Furthermore, it will throw an error if the entity type is not integer, float, phone_number or custom.

try:
    number_generator.generate(entities[0])# (1)!
except Exception as e:
    print(e)# (2)!
  1. The provided entity is a string, therefore it will raise an error.
  2. The exception will state The entity type must be 'integer', 'float', 'phone_number' or 'custom' to generate numbers.

The date generator

The DateGenerator is a generator for generating dates. It is implemented to support date entities.

from anonipy.anonymize.generators import DateGenerator

The DateGenerator requires the following input parameters at initialization:

Parameters:

Name Type Description Default
lang Union[str, LANGUAGES]

The language of the text.

'en'
date_format str

The date format in which the date should be generated. More on date formats see here.

'auto'
day_sigma int

The range of the random date in days.

30

Let us now initialize the date generator.

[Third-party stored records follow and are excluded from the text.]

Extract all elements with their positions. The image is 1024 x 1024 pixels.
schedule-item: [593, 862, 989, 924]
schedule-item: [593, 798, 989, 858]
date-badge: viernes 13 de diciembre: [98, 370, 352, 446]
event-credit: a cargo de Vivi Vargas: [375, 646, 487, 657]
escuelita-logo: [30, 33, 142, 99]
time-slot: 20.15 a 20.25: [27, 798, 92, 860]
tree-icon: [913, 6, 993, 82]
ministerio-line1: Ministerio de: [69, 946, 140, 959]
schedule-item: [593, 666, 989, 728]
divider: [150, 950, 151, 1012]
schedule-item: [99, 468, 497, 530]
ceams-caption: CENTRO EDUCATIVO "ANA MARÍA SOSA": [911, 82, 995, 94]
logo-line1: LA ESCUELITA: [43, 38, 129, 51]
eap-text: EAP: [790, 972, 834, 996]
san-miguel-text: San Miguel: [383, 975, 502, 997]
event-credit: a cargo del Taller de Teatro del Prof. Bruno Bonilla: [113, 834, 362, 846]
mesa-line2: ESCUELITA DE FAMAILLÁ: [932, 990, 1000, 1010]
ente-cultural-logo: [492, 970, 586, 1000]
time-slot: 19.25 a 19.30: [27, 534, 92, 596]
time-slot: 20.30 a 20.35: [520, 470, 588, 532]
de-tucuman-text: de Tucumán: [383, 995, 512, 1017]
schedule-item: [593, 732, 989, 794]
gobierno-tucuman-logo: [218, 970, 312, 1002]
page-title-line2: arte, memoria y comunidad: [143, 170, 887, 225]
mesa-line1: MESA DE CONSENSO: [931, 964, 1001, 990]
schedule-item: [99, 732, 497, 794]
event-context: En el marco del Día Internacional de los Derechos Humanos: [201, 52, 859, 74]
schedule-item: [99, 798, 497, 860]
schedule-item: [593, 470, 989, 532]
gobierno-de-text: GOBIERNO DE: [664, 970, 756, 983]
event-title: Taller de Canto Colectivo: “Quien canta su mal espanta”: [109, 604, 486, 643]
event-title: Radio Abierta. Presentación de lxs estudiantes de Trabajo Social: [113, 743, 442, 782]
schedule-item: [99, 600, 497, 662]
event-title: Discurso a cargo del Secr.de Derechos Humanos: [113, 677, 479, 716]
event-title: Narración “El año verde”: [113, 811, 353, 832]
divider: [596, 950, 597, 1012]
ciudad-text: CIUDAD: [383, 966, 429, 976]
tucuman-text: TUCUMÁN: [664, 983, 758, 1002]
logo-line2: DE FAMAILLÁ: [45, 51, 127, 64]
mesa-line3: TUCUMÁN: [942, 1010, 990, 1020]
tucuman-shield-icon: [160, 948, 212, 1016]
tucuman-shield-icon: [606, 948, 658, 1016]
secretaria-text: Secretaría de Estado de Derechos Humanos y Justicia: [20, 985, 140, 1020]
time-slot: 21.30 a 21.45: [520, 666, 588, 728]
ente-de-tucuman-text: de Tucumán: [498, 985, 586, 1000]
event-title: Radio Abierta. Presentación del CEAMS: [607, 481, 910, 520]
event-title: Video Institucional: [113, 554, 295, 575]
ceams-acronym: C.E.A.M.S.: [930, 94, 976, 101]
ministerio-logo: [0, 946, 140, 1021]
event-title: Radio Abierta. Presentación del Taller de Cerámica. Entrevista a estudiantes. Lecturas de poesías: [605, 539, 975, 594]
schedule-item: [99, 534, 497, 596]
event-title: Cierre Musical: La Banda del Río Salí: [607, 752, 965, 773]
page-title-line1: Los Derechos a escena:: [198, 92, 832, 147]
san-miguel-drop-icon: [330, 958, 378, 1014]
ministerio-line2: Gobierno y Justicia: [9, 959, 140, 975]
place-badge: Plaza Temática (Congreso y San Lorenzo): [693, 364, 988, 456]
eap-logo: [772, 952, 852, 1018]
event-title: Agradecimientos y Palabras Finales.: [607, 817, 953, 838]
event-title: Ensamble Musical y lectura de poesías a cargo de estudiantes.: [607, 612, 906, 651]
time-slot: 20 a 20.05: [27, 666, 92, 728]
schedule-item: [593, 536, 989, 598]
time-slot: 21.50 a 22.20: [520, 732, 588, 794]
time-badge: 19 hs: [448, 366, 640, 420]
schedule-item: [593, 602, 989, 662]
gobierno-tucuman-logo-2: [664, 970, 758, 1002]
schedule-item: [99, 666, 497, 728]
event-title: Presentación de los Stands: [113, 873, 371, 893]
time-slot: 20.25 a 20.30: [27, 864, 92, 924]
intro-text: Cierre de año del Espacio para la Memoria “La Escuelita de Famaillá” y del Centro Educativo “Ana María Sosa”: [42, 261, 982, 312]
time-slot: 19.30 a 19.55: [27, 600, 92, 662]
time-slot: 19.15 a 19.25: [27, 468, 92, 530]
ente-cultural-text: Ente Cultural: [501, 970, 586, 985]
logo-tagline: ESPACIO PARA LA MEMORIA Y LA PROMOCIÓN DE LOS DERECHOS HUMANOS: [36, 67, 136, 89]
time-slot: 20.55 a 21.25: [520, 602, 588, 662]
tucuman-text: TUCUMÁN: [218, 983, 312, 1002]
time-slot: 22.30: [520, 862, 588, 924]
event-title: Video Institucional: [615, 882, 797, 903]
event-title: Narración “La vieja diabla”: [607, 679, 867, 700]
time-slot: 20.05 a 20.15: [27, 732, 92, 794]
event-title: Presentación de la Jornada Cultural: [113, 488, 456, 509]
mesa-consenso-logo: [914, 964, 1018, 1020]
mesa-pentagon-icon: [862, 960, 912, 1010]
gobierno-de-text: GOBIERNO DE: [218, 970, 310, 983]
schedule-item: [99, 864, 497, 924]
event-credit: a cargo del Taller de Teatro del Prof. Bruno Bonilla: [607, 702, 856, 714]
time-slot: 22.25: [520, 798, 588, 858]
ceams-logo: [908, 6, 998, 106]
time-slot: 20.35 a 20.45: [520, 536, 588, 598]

date_generator = DateGenerator()

To use the generator, we can call the generate method. The generate method receives the following parameters:

Parameters:

Name Type Description Default
entity Entity

The entity to generate the date substitute from.

required
sub_variant DATE_TRANSFORM_VARIANTS

The substitute function variant to use.

RANDOM

Using the above parameters, this generator will create the appropriate date suggestions:

entities[1]# (1)!
date_generator.generate(entities[1], sub_variant="RANDOM")# (2)!
date_generator.generate(entities[1], sub_variant="FIRST_DAY_OF_THE_MONTH")# (3)!
date_generator.generate(entities[1], sub_variant="LAST_DAY_OF_THE_MONTH")# (4)!
date_generator.generate(entities[1], sub_variant="MIDDLE_OF_THE_MONTH")# (5)!
date_generator.generate(entities[1], sub_variant="MIDDLE_OF_THE_YEAR")# (6)!
  1. The entity is a date entity with the text 20-05-2024.
  2. The RANDOM sub variant will return a random date within the given date range. A possible generation can be: 26-05-2024
  3. The FIRST_DAY_OF_THE_MONTH sub variant will return the first day of the month: 01-05-2024
  4. The LAST_DAY_OF_THE_MONTH sub variant will return the last day of the month: 31-05-2024
  5. The MIDDLE_OF_THE_MONTH sub variant will return the middle day of the month: 15-05-2024
  6. The MIDDLE_OF_THE_YEAR sub variant will return the middle day of the year: 01-07-2024

Furthermore, it will throw an error if the entity type is not date.

try:
    date_generator.generate(entities[0])# (1)!
except Exception as e:
    print(e)# (2)!
  1. The provided entity is a string, therefore it will raise an error.
  2. The exception will state The entity type must be 'date' to generate dates.

Conclusion

The generators are used to create new texts that would serve as substitutes to the extracted named entities. The substitutes can be then used to replace and anonymize the text.